- Tjongsfjorden Church
- 66°41′12″N 13°26′08″E﻿ / ﻿66.68672981°N 13.43563959°E
- Location: Rødøy Municipality, Nordland
- Country: Norway
- Denomination: Church of Norway
- Churchmanship: Evangelical Lutheran

History
- Status: Parish church
- Founded: 1962
- Consecrated: 1962

Architecture
- Functional status: Active
- Architect: Per Myrvold
- Architectural type: Long church
- Completed: 1962 (64 years ago)

Specifications
- Capacity: 280
- Materials: Wood

Administration
- Diocese: Sør-Hålogaland
- Deanery: Nord-Helgeland prosti
- Parish: Rødøy
- Type: Church
- Status: Not protected
- ID: 85634

= Tjongsfjorden Church =

Church in Nordland, Norway

Tjongsfjorden Church (Tjongsfjorden kirke) is a parish church of the Church of Norway, located in Rødøy Municipality in Nordland county, Norway.

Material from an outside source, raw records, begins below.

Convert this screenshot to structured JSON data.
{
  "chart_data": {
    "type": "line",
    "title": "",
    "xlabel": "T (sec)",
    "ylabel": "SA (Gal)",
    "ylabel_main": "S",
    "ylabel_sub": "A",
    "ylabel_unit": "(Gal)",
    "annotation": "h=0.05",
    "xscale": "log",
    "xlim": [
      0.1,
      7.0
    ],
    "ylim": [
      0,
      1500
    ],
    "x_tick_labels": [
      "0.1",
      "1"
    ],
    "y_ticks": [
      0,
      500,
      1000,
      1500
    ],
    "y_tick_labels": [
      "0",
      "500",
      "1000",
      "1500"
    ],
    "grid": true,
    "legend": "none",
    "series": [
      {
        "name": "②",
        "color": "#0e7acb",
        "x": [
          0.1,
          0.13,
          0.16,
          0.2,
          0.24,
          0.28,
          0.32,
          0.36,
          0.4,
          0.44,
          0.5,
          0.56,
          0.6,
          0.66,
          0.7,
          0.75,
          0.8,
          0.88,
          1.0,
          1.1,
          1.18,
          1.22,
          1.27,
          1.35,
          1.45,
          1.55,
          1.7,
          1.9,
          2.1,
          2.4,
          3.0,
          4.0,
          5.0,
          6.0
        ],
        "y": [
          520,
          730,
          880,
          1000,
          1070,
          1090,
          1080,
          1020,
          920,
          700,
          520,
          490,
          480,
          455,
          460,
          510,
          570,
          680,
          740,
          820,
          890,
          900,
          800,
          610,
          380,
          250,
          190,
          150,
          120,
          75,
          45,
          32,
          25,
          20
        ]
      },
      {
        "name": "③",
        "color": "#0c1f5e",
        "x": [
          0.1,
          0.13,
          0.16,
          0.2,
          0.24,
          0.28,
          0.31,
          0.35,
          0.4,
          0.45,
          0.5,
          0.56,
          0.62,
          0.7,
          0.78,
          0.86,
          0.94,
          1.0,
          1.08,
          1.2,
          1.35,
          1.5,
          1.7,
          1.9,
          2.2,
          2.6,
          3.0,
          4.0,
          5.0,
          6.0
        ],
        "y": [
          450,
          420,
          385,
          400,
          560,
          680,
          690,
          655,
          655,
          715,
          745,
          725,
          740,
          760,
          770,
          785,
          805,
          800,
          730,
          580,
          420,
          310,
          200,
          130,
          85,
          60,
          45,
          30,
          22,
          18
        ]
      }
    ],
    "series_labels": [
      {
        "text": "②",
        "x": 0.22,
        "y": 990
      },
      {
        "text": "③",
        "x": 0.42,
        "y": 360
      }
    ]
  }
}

It stands in the village of Tjong on the mainland in the northern part of the municipality. It is one of the churches in the Rødøy parish, which is part of the Nord-Helgeland prosti (deanery) in the Diocese of Sør-Hålogaland. The white, wooden church was built in a long church style in 1962, based on plans drawn up by the architect Per Myrvold. The church seats approximately 280 people.